For decades, the official Israeli mindset regarding Palestinian resistance to its military occupation has been that of a heavyweight boxer raining punches against an opponent already on the ropes. It is convinced that when the punishment becomes too much to bear, the opponent will surrender.


It didn’t work for the French in Algeria or the Americans in Vietnam. The Russians in Chechnya and the Chinese in Tibet and Xinjiang have tried the same tactic; perhaps it has worked better for them.


Many Israelis, probably most Israelis, have been happy to live with the status quo. They can go about their daily lives untroubled by the festering sore that is the unresolved conflict with their neighbours. Now, after years of a steady slide to the extreme right in the Israeli parliament, gangs of Jewish lynch mobs are reported to be on the rampage against Arab targets, smashing shop windows and pulling drivers from their cars. (Twenty per cent of Israeli citizens are Arabs.)

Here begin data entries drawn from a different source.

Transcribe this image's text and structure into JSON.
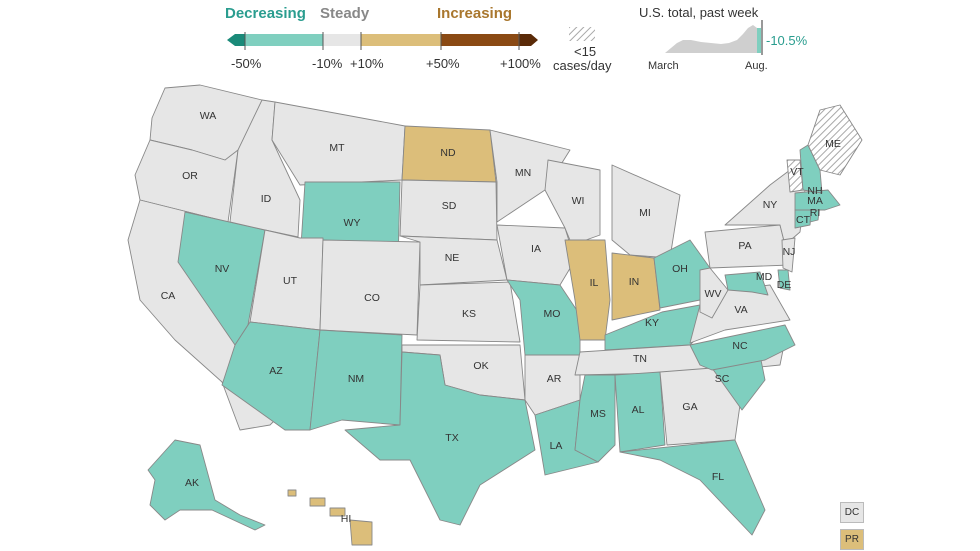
{
  "legend": {
    "decreasing": "Decreasing",
    "steady": "Steady",
    "increasing": "Increasing",
    "ticks": [
      "-50%",
      "-10%",
      "+10%",
      "+50%",
      "+100%"
    ],
    "hatch_line1": "<15",
    "hatch_line2": "cases/day",
    "colors": {
      "dec_dark": "#1a8a79",
      "dec": "#7fcfbf",
      "steady": "#e6e6e6",
      "inc": "#dcbe7a",
      "inc_dark": "#8a4a14",
      "inc_darker": "#5a2a08",
      "text_dec": "#2a9d8f",
      "text_steady": "#888888",
      "text_inc": "#a9772e"
    }
  },
  "national": {
    "title": "U.S. total, past week",
    "value": "-10.5%",
    "start_label": "March",
    "end_label": "Aug."
  },
  "territories": [
    {
      "label": "DC",
      "category": "steady"
    },
    {
      "label": "PR",
      "category": "increasing"
    }
  ],
  "states": [
    {
      "abbr": "WA",
      "category": "steady"
    },
    {
      "abbr": "OR",
      "category": "steady"
    },
    {
      "abbr": "CA",
      "category": "steady"
    },
    {
      "abbr": "NV",
      "category": "decreasing"
    },
    {
      "abbr": "ID",
      "category": "steady"
    },
    {
      "abbr": "MT",
      "category": "steady"
    },
    {
      "abbr": "WY",
      "category": "decreasing"
    },
    {
      "abbr": "UT",
      "category": "steady"
    },
    {
      "abbr": "AZ",
      "category": "decreasing"
    },
    {
      "abbr": "CO",
      "category": "steady"
    },
    {
      "abbr": "NM",
      "category": "decreasing"
    },
    {
      "abbr": "ND",
      "category": "increasing"
    },
    {
      "abbr": "SD",
      "category": "steady"
    },
    {
      "abbr": "NE",
      "category": "steady"
    },
    {
      "abbr": "KS",
      "category": "steady"
    },
    {
      "abbr": "OK",
      "category": "steady"
    },
    {
      "abbr": "TX",
      "category": "decreasing"
    },
    {
      "abbr": "MN",
      "category": "steady"
    },
    {
      "abbr": "IA",
      "category": "steady"
    },
    {
      "abbr": "MO",
      "category": "decreasing"
    },
    {
      "abbr": "AR",
      "category": "steady"
    },
    {
      "abbr": "LA",
      "category": "decreasing"
    },
    {
      "abbr": "WI",
      "category": "steady"
    },
    {
      "abbr": "IL",
      "category": "increasing"
    },
    {
      "abbr": "MI",
      "category": "steady"
    },
    {
      "abbr": "IN",
      "category": "increasing"
    },
    {
      "abbr": "OH",
      "category": "decreasing"
    },
    {
      "abbr": "KY",
      "category": "decreasing"
    },
    {
      "abbr": "TN",
      "category": "steady"
    },
    {
      "abbr": "MS",
      "category": "decreasing"
    },
    {
      "abbr": "AL",
      "category": "decreasing"
    },
    {
      "abbr": "GA",
      "category": "steady"
    },
    {
      "abbr": "FL",
      "category": "decreasing"
    },
    {
      "abbr": "SC",
      "category": "decreasing"
    },
    {
      "abbr": "NC",
      "category": "decreasing"
    },
    {
      "abbr": "VA",
      "category": "steady"
    },
    {
      "abbr": "WV",
      "category": "steady"
    },
    {
      "abbr": "PA",
      "category": "steady"
    },
    {
      "abbr": "NY",
      "category": "steady"
    },
    {
      "abbr": "NJ",
      "category": "steady"
    },
    {
      "abbr": "MD",
      "category": "decreasing"
    },
    {
      "abbr": "DE",
      "category": "decreasing"
    },
    {
      "abbr": "CT",
      "category": "decreasing"
    },
    {
      "abbr": "RI",
      "category": "decreasing"
    },
    {
      "abbr": "MA",
      "category": "decreasing"
    },
    {
      "abbr": "VT",
      "category": "low"
    },
    {
      "abbr": "NH",
      "category": "decreasing"
    },
    {
      "abbr": "ME",
      "category": "low"
    },
    {
      "abbr": "AK",
      "category": "decreasing"
    },
    {
      "abbr": "HI",
      "category": "increasing"
    }
  ]
}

It is as ugly as it has ever been.


I have been following the Israel-Palestinian conflict for more than 35 years, ever since I was based in Jerusalem as Middle East correspondent for The Observer in the mid-1980s. I used to live less than a five-minute drive away from Sheikh Jarrah and returned frequently during the 1990s and 2000s to report for the BBC.


In October 2000, at the start of what became known as the Second Intifada, I was in Nazareth, Israel’s largest Arab city, when 13 Arab Israeli civilians were shot dead by Israeli police. I wrote a piece at the time in which I reported that what worried me most then was ‘what seems to be a total loss of confidence on both sides in the idea that problems can be solved by negotiation.’


Since then, things have got much, much worse. We can argue for ever over who fired the first shot or the first rocket, and who retaliated for what. It will do no good, and Palestinians and Israelis – far more of the former than the latter – will continue to die.


Many years ago, a senior Israeli peace negotiator – in the days when such people still existed – told me that the conflict would not end until both sides had tired of killing each other’s children.


I would put it another way: the conflict will not end until Israelis accept that they cannot continue to oppress Palestinians indefinitely.